Linking neural data to behavior
Binary logistic regression analysis was used to examine the impact on subsequent memory from prediction strength and perception strength during the encoding task. The result of each of these analyses is a coefficient estimate (β) of the relationship between the given neural evidence and the memory outcomes. To increase our ability to detect trial-specific effects, we pooled data from all subjects and then performed bootstrap resampling to evaluate the population reliability of the result (Efron, 1979). On each bootstrap iteration (of 1,000 total), we sampled randomly (with replacement) a collection of participants data to match the size of our experimental sample (N = 22). There were eight regressions conducted for perception strength and subsequent memory (incongruent/congruent x 1st/2nd/3rd/4th positions), and six regressions conducted for prediction strength and subsequent memory (incongruent/congruent x 2nd/3rd/4th positions). Statistical significance was calculated with a non-parametric test across bootstrap iterations, evaluating the stability of an effect of interest by calculating the proportion of iterations in which the effect was found. Lastly, to verify that the effects were not arising from variance across participants but from within-subject variance, we repeated the main analyses using standardized (z-scored) classifier evidence for each participant (Kim et al., 2014). Results from the main analyses were qualitatively similar and confirmed. Across repetitions, linear regression analyses were conducted on the binary logistic regression results (β) for each condition and process (prediction/perception), and F-test on the model was calculated for the statistical significance test.

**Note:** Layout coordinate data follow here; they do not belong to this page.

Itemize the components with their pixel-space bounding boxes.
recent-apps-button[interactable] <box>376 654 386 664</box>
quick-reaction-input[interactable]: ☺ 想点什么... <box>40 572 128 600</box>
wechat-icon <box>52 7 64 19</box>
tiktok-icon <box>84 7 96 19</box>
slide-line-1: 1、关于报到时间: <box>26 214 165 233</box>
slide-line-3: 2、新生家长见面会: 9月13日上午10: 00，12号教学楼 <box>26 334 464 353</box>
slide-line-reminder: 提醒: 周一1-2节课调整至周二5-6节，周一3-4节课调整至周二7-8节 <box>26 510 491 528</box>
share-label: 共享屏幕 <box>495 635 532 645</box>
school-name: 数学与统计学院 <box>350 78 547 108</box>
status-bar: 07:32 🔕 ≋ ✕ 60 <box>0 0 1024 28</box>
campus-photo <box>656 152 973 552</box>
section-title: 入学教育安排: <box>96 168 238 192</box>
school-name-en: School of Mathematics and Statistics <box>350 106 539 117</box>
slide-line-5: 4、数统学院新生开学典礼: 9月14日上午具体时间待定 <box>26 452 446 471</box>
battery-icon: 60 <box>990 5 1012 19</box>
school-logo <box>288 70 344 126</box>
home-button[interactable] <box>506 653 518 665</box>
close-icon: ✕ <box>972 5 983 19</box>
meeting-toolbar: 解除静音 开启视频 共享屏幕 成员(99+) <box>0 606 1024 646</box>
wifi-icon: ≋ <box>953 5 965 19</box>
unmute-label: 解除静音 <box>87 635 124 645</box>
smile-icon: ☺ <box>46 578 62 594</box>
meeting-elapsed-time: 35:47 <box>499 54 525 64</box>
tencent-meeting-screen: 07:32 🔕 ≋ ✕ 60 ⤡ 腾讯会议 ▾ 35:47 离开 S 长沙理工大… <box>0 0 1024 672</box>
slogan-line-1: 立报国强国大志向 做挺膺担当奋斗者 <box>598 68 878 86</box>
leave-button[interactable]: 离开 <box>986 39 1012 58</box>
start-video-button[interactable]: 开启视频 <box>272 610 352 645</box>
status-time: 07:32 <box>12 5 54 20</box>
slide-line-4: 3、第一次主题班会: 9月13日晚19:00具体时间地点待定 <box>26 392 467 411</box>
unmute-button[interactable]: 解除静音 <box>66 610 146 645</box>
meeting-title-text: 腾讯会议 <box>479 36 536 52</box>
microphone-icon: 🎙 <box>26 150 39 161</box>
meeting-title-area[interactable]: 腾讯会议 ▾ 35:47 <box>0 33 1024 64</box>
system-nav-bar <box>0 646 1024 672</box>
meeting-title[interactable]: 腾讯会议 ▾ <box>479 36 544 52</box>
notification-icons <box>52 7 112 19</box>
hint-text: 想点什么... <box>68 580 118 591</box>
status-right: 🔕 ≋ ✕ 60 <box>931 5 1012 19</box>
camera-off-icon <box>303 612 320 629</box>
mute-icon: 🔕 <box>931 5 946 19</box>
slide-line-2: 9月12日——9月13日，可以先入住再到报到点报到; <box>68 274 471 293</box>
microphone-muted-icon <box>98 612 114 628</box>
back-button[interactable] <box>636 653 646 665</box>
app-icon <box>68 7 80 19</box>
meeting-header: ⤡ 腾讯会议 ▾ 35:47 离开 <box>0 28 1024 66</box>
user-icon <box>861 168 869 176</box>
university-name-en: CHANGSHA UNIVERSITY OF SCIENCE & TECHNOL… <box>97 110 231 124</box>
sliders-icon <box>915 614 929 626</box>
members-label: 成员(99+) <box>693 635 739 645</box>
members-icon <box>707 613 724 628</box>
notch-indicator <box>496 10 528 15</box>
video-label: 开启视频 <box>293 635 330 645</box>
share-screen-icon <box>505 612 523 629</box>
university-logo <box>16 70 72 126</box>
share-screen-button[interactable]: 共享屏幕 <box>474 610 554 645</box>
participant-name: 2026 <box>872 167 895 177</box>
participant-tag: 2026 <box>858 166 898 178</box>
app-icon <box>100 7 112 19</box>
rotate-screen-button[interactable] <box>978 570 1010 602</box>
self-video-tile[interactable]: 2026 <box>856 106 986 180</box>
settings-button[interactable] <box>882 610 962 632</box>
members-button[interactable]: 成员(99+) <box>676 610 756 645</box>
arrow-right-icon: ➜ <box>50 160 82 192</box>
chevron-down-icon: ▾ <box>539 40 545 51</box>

Mismatch signals in hippocampus
Linear regression analyses were applied to link mismatch signals in the hippocampus (Long et al., 2016) and prediction strength decoded from the ventral temporal cortex. The mismatch signal was defined as the average intensity of the signal during the perception window, and prediction strength was defined as the average classifier evidence during the prediction window. There was no reliable relationship between mismatch signals and prediction strength for either incongruent or congruent conditions (Ps > .05).